Closed dalilasss closed 4 years ago
pipe to gzip
Hallo! Just to clarify: I can use a fastq.gz file as input for seqtk sample, but the output is in .fastq format?
Thank you!
That's what @lh3 meant: seqtk sample -s seed=75 SRR7.fastq.gz 0.8 | gzip > SRR7.fastq.gz
Btw, for me, if I do not rename the output gzipped file to something new, it clobbers the original file with an empty file. e.g., if I use:
seqtk seq -L 50 300_S300_L001_R1_001.fastq.gz | gzip > 300_S300_L001_R1_001.fastq.gz
the final fastq.gz file is empty. However, if I use:
seqtk seq -L 50 300_S300_L001_R1_001.fastq.gz | gzip > 300_S300_L001_R1_001.fastq_noSmalls.gz
I'm using seqtk 1.3-r106
the new file (300_S300_L001_R1_001.fastq_noSmalls.gz
) contains desired reads.
seqtk seq -L 50 300_S300_L001_R1_001.fastq.gz | gzip > 300_S300_L001_R1_001.fastq.gz
You overwrote the input file, so it became empty. This is a dangerous operation. The correct way is 1) write the filtered data to a new file, 2) rename the new file to the old file.

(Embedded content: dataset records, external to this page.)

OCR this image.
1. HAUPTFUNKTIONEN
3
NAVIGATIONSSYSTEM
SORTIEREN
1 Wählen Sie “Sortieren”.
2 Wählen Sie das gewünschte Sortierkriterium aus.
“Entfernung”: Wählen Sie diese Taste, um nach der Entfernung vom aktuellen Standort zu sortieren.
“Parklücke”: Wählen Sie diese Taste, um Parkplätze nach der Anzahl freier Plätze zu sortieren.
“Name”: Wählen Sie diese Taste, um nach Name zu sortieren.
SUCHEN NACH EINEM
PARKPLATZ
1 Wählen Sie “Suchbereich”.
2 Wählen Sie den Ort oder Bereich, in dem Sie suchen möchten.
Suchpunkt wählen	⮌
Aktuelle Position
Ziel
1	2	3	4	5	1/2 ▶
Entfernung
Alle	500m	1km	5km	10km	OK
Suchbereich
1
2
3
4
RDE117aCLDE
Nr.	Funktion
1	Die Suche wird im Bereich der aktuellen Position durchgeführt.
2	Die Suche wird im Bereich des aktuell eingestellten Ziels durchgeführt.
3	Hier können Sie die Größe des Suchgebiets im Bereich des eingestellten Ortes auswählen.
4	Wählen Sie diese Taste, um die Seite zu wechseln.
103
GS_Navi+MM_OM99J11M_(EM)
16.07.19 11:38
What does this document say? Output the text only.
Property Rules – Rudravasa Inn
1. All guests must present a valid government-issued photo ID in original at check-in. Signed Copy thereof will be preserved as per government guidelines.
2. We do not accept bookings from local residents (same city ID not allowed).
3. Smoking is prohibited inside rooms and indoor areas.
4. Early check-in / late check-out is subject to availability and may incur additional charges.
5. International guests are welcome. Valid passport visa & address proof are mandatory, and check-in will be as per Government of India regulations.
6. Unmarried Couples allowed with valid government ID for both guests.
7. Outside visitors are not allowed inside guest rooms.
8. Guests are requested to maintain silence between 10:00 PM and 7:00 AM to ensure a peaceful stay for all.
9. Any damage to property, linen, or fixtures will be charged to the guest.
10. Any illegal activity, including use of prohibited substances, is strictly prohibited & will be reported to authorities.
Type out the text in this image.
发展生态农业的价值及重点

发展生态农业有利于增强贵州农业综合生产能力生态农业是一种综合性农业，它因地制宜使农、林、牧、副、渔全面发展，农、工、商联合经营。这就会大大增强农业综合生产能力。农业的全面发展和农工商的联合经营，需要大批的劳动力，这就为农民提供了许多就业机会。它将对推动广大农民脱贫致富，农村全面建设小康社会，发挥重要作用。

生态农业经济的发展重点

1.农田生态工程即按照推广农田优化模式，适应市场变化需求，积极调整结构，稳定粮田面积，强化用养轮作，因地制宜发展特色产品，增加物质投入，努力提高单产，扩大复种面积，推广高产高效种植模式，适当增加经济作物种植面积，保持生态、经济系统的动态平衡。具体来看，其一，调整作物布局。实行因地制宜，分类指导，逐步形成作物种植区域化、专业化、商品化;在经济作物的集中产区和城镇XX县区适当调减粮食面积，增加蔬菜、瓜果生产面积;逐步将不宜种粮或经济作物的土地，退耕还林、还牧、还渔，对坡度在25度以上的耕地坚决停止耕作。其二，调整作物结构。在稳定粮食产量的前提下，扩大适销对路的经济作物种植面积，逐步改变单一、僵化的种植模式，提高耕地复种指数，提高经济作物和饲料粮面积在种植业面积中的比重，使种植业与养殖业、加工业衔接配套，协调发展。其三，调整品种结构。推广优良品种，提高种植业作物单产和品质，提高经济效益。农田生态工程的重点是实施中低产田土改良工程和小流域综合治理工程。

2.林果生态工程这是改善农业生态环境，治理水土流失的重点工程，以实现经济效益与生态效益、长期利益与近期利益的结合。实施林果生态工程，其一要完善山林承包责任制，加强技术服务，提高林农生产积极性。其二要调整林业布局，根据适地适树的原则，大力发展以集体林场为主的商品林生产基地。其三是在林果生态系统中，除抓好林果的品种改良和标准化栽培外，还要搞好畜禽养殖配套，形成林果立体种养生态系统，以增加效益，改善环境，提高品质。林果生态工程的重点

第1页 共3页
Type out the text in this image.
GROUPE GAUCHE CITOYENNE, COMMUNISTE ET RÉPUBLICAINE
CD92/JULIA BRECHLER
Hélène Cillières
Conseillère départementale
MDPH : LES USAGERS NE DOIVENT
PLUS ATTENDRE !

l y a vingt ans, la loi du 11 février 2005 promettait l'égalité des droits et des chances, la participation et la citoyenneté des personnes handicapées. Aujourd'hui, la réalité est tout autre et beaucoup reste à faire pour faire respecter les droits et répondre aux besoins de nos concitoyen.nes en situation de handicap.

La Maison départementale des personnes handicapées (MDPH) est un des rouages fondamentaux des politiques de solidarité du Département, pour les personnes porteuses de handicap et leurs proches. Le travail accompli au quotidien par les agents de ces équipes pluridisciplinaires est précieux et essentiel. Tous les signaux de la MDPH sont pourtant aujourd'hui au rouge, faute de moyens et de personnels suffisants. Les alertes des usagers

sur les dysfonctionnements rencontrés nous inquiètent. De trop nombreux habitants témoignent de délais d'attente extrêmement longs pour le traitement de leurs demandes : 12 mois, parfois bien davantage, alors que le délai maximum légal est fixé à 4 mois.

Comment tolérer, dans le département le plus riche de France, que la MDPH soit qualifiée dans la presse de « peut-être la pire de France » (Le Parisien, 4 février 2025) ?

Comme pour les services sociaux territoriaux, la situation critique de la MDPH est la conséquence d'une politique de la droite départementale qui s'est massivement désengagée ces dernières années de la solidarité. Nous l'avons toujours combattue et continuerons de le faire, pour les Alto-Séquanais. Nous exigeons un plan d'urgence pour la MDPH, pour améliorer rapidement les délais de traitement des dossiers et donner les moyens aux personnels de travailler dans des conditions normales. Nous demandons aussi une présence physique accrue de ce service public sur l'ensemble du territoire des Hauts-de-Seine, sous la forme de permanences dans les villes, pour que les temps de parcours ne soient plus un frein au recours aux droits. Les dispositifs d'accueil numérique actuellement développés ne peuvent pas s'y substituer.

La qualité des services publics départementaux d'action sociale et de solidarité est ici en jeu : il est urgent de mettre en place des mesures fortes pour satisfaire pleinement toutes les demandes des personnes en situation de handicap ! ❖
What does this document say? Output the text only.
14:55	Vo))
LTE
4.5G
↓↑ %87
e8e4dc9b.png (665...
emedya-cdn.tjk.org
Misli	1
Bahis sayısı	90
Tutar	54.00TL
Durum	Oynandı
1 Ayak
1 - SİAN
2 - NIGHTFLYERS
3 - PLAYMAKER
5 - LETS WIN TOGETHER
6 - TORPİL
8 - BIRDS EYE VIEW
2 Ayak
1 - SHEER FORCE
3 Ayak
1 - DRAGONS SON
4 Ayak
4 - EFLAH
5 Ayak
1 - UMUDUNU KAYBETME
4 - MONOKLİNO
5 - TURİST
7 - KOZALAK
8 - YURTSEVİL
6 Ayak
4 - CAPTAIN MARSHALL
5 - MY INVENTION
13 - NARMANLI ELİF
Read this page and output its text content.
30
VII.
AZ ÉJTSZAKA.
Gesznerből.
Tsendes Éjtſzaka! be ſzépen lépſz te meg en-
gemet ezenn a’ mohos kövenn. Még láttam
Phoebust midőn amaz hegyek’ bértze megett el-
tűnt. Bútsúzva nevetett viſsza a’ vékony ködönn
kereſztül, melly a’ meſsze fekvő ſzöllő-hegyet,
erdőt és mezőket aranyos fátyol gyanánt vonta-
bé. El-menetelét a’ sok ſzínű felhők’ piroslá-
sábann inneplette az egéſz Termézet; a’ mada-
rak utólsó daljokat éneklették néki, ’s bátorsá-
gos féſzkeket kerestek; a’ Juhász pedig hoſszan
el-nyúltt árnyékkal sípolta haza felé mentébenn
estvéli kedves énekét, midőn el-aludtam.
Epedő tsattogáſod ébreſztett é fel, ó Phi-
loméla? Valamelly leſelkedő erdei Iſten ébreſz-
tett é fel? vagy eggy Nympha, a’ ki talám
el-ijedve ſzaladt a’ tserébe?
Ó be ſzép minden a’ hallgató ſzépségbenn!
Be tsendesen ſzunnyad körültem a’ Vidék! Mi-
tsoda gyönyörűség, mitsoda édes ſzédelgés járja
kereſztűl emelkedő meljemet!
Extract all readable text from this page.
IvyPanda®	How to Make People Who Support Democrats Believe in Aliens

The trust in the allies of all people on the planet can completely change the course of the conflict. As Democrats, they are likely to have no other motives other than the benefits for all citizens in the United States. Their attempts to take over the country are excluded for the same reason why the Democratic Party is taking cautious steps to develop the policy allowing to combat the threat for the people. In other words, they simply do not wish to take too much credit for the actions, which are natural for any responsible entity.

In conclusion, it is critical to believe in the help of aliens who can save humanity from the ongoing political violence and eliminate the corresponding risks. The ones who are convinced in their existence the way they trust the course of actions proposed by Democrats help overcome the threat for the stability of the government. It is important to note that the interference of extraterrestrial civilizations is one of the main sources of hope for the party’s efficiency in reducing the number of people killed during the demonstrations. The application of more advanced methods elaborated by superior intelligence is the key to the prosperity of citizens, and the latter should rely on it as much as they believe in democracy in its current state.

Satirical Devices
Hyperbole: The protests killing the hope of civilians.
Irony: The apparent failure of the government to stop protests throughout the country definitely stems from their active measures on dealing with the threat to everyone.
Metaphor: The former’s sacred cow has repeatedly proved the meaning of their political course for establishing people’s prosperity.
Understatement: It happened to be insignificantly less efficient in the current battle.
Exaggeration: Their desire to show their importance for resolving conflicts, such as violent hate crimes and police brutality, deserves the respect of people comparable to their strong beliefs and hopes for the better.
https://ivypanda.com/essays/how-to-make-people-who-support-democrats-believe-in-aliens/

But I would choose to keep the original files, for safety.
@shenwei356 Agree. I'm just noting this because @fconstancias's solution as of this writing does the same - it clobbers the original file. I thought other folks should know.
I wanted to know if it is possible to use seqtk sample on a zipped file .fastq.gz and have the output also in the same .fastq.gz format? The issue is that I tried it zith the command
[guest@u]$ seqtk sample -s seed=75 SRR7.fastq.gz 0.8 > SRR7.fastq.gz
with the input file of size 6.3 Gb , and the output size is 16.8 Gb and when i use zcat command it doesn't recognize the format, so I believe the output is a regular fastq format The number of sequences is correct in the output file.Could you please tell if there is a way to change it? Thank you!